1. A monohydrate of Compound (I):

2. compound (I) monohydrate according to claim 1, characterized in that it belongs to the monoclinic system, determined by single crystal diffraction structure analysis, as space group P2₁Cell parameter of

3. the method for preparing the monohydrate of the compound (I) according to claim 1, which is characterized in that the monohydrate of the compound (I) is prepared by dissolving the compound (I) in a mixed solvent of acetonitrile and water and volatilizing the solvent at 10-30 ℃.

4. A process according to claim 3, characterized in that the volume ratio of acetonitrile to water is from 10:1 to 2: 1.

5. The process according to claim 4, characterized in that the volume ratio of acetonitrile to water is 4: 1.

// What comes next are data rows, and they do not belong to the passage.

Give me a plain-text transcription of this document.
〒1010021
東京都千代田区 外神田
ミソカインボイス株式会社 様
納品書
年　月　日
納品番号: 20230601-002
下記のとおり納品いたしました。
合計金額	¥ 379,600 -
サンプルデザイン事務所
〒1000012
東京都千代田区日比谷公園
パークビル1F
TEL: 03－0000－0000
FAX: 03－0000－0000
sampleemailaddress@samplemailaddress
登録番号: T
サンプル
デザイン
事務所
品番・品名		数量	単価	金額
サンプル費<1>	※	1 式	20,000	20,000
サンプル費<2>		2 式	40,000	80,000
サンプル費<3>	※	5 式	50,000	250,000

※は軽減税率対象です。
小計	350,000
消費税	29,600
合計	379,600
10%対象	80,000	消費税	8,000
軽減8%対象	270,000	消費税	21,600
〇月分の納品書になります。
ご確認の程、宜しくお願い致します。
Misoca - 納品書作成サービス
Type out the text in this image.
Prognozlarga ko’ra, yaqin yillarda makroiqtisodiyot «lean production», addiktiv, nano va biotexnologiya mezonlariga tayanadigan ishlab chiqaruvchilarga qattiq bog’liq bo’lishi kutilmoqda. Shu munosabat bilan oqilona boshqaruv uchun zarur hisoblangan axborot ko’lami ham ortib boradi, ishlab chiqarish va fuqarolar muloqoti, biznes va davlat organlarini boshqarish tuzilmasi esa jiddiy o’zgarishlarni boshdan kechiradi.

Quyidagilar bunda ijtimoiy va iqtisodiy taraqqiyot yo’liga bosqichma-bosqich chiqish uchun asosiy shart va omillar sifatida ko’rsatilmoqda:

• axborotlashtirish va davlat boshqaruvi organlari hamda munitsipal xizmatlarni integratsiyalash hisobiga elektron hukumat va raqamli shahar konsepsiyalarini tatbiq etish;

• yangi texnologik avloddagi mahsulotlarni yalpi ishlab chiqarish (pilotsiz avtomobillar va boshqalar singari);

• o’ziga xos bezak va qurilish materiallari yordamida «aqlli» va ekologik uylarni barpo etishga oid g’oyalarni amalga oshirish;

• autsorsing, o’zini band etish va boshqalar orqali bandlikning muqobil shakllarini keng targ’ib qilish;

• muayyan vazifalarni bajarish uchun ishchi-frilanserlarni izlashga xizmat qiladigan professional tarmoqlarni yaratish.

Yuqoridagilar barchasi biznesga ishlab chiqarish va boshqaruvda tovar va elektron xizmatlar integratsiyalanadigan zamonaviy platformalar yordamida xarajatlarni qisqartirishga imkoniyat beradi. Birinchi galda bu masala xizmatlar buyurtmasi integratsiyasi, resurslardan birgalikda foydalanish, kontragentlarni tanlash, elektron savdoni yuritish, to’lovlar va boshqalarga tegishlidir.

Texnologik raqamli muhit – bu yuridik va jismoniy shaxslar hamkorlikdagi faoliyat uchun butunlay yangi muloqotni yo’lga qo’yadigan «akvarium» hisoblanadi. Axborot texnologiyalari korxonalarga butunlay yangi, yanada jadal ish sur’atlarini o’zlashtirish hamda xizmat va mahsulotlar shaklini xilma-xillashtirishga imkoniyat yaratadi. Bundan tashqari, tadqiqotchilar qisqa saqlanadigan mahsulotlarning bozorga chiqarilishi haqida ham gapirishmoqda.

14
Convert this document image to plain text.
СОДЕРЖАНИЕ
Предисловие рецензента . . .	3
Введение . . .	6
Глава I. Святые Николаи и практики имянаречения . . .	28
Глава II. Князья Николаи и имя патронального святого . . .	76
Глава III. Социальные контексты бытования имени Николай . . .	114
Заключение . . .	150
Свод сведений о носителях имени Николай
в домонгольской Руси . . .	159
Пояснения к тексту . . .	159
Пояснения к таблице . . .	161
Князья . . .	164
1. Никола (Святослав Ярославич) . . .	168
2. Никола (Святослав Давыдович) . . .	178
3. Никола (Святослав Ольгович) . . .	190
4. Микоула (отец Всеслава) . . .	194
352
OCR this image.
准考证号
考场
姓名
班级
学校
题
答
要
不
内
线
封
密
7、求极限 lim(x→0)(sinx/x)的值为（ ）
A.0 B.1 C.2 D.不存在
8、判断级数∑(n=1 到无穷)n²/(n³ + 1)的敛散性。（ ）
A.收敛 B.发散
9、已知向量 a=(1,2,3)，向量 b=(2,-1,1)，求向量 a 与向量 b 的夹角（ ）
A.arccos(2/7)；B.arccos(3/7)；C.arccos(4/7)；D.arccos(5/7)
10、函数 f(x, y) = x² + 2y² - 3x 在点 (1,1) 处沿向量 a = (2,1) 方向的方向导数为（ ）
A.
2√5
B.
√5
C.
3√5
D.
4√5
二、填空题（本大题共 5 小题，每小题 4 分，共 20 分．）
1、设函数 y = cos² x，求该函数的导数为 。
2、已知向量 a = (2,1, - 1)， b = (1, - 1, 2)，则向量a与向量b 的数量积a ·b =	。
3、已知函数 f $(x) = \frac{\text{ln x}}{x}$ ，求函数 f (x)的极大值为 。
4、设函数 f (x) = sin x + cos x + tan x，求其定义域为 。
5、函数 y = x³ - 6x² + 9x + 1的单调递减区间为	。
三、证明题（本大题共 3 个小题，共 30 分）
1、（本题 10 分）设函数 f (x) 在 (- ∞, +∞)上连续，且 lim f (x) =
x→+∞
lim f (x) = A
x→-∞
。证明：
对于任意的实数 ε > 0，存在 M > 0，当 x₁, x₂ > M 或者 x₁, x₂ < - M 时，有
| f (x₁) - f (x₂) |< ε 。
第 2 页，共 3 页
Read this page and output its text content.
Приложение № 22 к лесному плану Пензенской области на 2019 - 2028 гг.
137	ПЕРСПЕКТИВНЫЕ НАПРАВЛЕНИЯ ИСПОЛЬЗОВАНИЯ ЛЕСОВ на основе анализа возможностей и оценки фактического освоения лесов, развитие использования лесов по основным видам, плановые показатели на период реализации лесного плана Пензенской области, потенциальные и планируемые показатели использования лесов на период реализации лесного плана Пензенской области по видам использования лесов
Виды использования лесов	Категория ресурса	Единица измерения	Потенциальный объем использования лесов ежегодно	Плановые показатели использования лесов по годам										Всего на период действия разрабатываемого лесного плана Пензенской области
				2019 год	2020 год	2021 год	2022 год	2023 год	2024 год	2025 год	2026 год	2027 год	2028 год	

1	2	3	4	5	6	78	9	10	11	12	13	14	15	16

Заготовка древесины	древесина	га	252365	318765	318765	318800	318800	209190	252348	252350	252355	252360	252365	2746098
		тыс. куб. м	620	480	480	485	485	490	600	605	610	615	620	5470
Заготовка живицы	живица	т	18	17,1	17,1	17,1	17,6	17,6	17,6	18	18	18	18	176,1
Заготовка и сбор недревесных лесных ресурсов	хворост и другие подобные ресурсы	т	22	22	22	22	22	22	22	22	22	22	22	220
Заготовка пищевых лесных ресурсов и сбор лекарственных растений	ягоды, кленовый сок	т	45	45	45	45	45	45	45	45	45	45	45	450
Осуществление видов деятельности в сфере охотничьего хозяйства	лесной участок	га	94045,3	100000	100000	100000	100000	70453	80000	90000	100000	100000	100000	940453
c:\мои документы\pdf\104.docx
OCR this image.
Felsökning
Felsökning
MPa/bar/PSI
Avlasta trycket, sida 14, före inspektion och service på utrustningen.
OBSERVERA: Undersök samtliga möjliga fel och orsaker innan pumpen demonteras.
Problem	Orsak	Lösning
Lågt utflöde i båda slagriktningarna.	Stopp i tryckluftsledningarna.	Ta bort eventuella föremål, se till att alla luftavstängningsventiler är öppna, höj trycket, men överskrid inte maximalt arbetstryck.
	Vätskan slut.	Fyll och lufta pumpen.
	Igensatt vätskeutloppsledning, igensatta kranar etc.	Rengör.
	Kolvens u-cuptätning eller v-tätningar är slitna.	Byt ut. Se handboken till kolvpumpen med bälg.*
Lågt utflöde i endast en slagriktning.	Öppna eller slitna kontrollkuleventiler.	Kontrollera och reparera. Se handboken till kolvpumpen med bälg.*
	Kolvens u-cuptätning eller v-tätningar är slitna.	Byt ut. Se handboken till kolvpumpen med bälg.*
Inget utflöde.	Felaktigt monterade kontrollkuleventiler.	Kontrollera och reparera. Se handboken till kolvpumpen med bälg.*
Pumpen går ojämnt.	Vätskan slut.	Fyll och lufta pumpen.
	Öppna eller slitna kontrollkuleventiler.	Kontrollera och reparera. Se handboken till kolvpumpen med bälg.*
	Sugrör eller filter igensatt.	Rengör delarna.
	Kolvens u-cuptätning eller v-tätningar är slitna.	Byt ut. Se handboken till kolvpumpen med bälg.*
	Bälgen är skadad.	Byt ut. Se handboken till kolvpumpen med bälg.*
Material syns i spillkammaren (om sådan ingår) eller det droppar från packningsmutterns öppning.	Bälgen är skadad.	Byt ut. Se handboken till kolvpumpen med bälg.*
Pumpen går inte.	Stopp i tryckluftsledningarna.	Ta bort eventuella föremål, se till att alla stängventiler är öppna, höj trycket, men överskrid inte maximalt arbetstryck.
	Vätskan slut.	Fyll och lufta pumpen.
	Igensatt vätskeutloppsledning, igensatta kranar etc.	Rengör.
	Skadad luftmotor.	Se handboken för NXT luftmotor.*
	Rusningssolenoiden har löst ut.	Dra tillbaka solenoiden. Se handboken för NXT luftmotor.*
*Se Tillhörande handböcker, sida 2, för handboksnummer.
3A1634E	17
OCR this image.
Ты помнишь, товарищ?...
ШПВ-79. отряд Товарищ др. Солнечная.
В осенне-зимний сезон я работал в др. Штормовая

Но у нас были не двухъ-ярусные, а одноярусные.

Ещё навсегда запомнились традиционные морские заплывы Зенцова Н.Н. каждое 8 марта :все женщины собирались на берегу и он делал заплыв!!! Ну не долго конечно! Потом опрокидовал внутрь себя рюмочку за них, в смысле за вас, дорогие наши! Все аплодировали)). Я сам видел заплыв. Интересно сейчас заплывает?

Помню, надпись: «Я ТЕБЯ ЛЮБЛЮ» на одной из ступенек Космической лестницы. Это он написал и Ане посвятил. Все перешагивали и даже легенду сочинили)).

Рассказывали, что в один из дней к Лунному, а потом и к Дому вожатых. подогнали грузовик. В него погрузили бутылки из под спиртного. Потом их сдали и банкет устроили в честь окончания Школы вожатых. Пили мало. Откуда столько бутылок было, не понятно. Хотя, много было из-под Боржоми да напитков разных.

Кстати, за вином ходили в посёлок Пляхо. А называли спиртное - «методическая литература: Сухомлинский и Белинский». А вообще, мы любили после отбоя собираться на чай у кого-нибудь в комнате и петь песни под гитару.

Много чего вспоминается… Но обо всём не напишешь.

6. A pharmaceutical composition comprising a therapeutically effective amount of a monohydrate of compound (I) according to any one of claims 1 to 2, together with a pharmaceutically acceptable carrier or excipient.

7. Use of the monohydrate of claim 1 or 2 or the pharmaceutical composition of 6 for the preparation of a medicament for the treatment of a viral infectious disease.

8. The use according to claim 7, wherein the viral infectious diseases include infectious diseases caused by HBV and HIV.